Julie Farr (20:26:22)
ok some large prime number . . which I don't know
marsbake (20:26:37)
You can do 68, Julie, with 20 + 6 + 6 + 6 + 6+ 9 +6 +9
mathmom (20:26:48)
some primes can be made by adding composites
JimMath-MOEMS (20:27:27)
and some non-primes (composites) cannot be done. like 16
gapteach (20:27:20)
I 'm listing multiples of 6 then of 9 then of 20 and then making the combinations of these
marsbake (20:27:33)
I was trying to get a list of multiples of different combinations. Then I could cross those off from a hundred chart.
pamgoselin (20:27:51)
so 5 nuggets then?
RichKal-MOEMS (20:28:10)
All multiples of 3 above 3 can be made. Since 20 is 2 more than a multiple of 3, all remainder 2s above 23 can be made. Since 40 is 1 more than a multiple of 3, all remainder -1s above 43 can be made.

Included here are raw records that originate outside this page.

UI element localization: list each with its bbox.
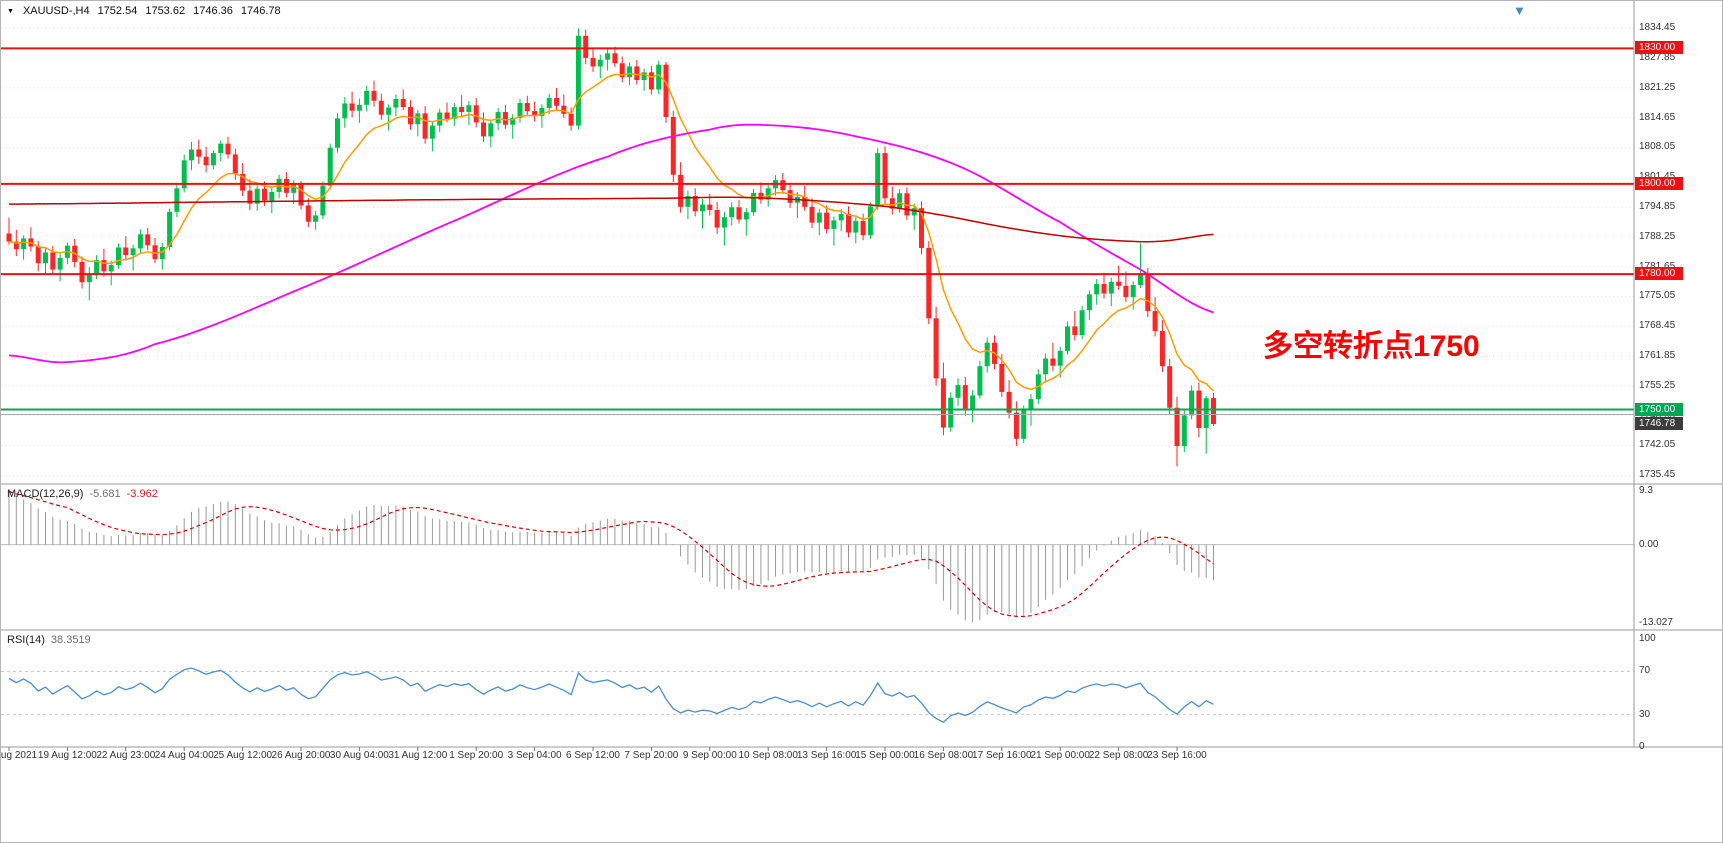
ohlc-close: 1746.78 bbox=[240, 5, 281, 17]
scroll-marker-icon[interactable]: ▼ bbox=[1513, 3, 1526, 18]
ma-mid-line bbox=[8, 123, 1214, 364]
macd-signal-line bbox=[8, 490, 1214, 618]
ma-slow-line bbox=[9, 196, 1214, 243]
rsi-value: 38.3519 bbox=[50, 634, 91, 646]
rsi-line bbox=[8, 667, 1214, 723]
ma-fast-line bbox=[8, 72, 1215, 392]
price-gridlines-layer bbox=[1, 27, 1634, 476]
macd-signal-value: -3.962 bbox=[126, 488, 158, 500]
chart-text-annotation[interactable]: 多空转折点1750 bbox=[1263, 330, 1480, 363]
rsi-indicator-label: RSI(14) 38.3519 bbox=[7, 634, 91, 646]
ohlc-high: 1753.62 bbox=[145, 5, 186, 17]
macd-name: MACD(12,26,9) bbox=[7, 488, 84, 500]
macd-value: -5.681 bbox=[89, 488, 121, 500]
rsi-name: RSI(14) bbox=[7, 634, 45, 646]
candles-layer bbox=[6, 28, 1216, 467]
chart-ohlc-header: ▼ XAUUSD-,H4 1752.54 1753.62 1746.36 174… bbox=[7, 5, 281, 17]
symbol-dropdown-icon[interactable]: ▼ bbox=[7, 7, 14, 15]
ohlc-open: 1752.54 bbox=[97, 5, 138, 17]
macd-histogram-layer bbox=[8, 491, 1214, 623]
symbol-period-label: XAUUSD-,H4 bbox=[22, 5, 90, 17]
ohlc-low: 1746.36 bbox=[193, 5, 233, 17]
macd-indicator-label: MACD(12,26,9) -5.681 -3.962 bbox=[7, 488, 158, 500]
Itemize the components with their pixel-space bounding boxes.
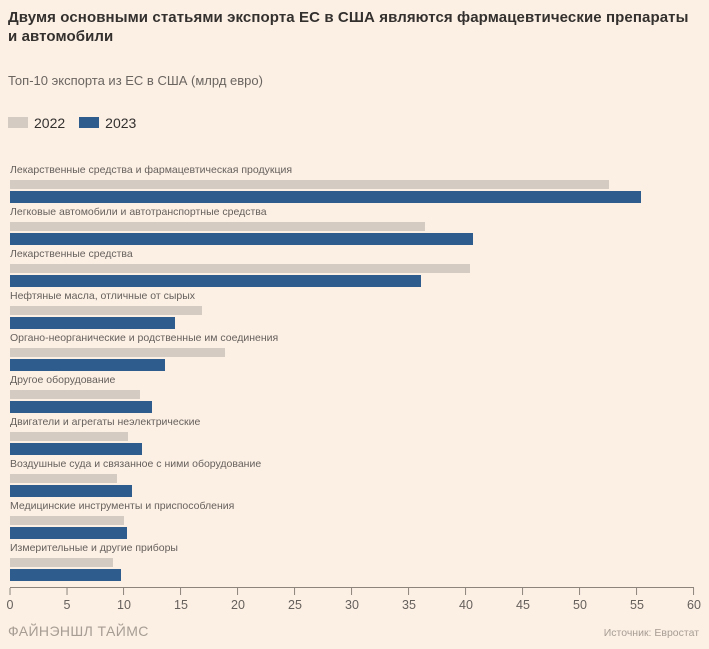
footer: ФАЙНЭНШЛ ТАЙМС Источник: Евростат <box>8 623 699 639</box>
bar-2023 <box>10 274 422 287</box>
legend-item-2023: 2023 <box>79 115 136 131</box>
bar-2023 <box>10 400 153 413</box>
category-label: Нефтяные масла, отличные от сырых <box>10 289 196 302</box>
category-label: Лекарственные средства <box>10 247 133 260</box>
axis-tick: 50 <box>573 587 587 612</box>
bar-2022 <box>10 179 610 189</box>
axis-tick: 5 <box>63 587 71 612</box>
tick-mark <box>294 587 296 595</box>
tick-label: 25 <box>288 597 302 612</box>
chart-row: Медицинские инструменты и приспособления <box>10 500 692 542</box>
category-label: Легковые автомобили и автотранспортные с… <box>10 205 267 218</box>
chart-row: Воздушные суда и связанное с ними оборуд… <box>10 458 692 500</box>
bar-2023 <box>10 568 122 581</box>
tick-mark <box>123 587 125 595</box>
chart-subtitle: Топ-10 экспорта из ЕС в США (млрд евро) <box>8 72 263 88</box>
category-label: Другое оборудование <box>10 373 116 386</box>
chart-row: Лекарственные средства и фармацевтическа… <box>10 164 692 206</box>
axis-tick: 20 <box>231 587 245 612</box>
bar-2022 <box>10 473 117 483</box>
legend-label-2023: 2023 <box>105 114 137 131</box>
category-label: Воздушные суда и связанное с ними оборуд… <box>10 457 262 470</box>
page-title: Двумя основными статьями экспорта ЕС в С… <box>8 9 689 45</box>
chart-row: Измерительные и другие приборы <box>10 542 692 584</box>
source-note: Источник: Евростат <box>603 627 699 639</box>
axis-tick: 25 <box>288 587 302 612</box>
chart-row: Органо-неорганические и родственные им с… <box>10 332 692 374</box>
legend-swatch-2023-icon <box>79 117 100 128</box>
legend-swatch-2022-icon <box>8 117 28 128</box>
axis-tick: 35 <box>402 587 416 612</box>
brand-wordmark: ФАЙНЭНШЛ ТАЙМС <box>8 623 149 639</box>
tick-mark <box>465 587 467 595</box>
tick-label: 35 <box>402 597 416 612</box>
tick-label: 30 <box>345 597 359 612</box>
tick-mark <box>351 587 353 595</box>
bar-2023 <box>10 232 473 245</box>
bar-2023 <box>10 190 641 203</box>
category-label: Двигатели и агрегаты неэлектрические <box>10 415 201 428</box>
axis-tick: 60 <box>687 587 701 612</box>
tick-mark <box>180 587 182 595</box>
legend-item-2022: 2022 <box>8 115 65 131</box>
category-label: Медицинские инструменты и приспособления <box>10 499 235 512</box>
bar-chart: Лекарственные средства и фармацевтическа… <box>10 164 692 584</box>
tick-mark <box>693 587 695 595</box>
bar-2023 <box>10 316 175 329</box>
tick-label: 50 <box>573 597 587 612</box>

So I would think 41.
gapteach (20:28:25)
With my list I then draw lines for possible combinations. (The lines look kind of like a fan.)
mathmom (20:28:11)
only odd multiples of 9 are interesting, the evens are also multiples of 6
JimMath-MOEMS (20:29:09)
you're coming up with lots of nice theorems or lemmas - great
JimMath-MOEMS (20:29:42)
i'll give you a hint since we're running out of time - the largest that you CANNOT make is less than 60
mathmom (20:30:04)
all remainder 2's above 23 can be made because.... you could add 20 to a multiple of 3, right?
pamgoselin (20:30:15)
thanks JimMath...gotta go!
RichKal-MOEMS (20:30:53)
Oops, I meant 43 is the largest that can't be made with 6s, 9s, and 20s.
mathmom (20:31:03)
so similarly you could make all remainder 2's above 40 by adding 20 + 20 to a multiple of 3
Julie Farr (20:31:27)
thanks. look forward to the next session
mathmom (20:31:45)
so I see what Rich is doing....
marsbake (20:31:55)
I working backwards and know you can make 59, 58, 57 and 56.
JimMath-MOEMS (20:33:30)
if you work forward from 6 on you will find that you can't make 43 but you can make 44, 45, 46, 47, 48 and 49. once you make six in a row you can always add a container of 6 onto each of these giving you the next 6 consecutive integers. this can be done indefinitely
RichKal-MOEMS (20:32:37)
Great problem!
marsbake (20:32:49)
I just made 55 and 54
mathmom (20:32:50)
oops, I meant remainder 1's above 40, but it's really remainder 1's 46 and above that we can make
mathmom (20:33:43)
so the highest thing we can't make is something that leaves a remainder of 1 when divided by 3, and is less than 46, so 43.
JimMath-MOEMS (20:34:49)
of course, like we were doing with the stamp problem we can change the 6, 9 and 20 to other sizes! this is called the frobenius problem in some math circles. you can google frobenius problem for more info
mathmom (20:33:59)
there's the trick, making 6 in a row,
Julie Farr (20:34:43)
Thanks for the explanation, Jim
mathmom (20:35:02)
thanks, Rich, I like the way you worked that out
JimMath-MOEMS (20:35:43)
hope you liked the theme for tonight's jam. you guys were great. thanks.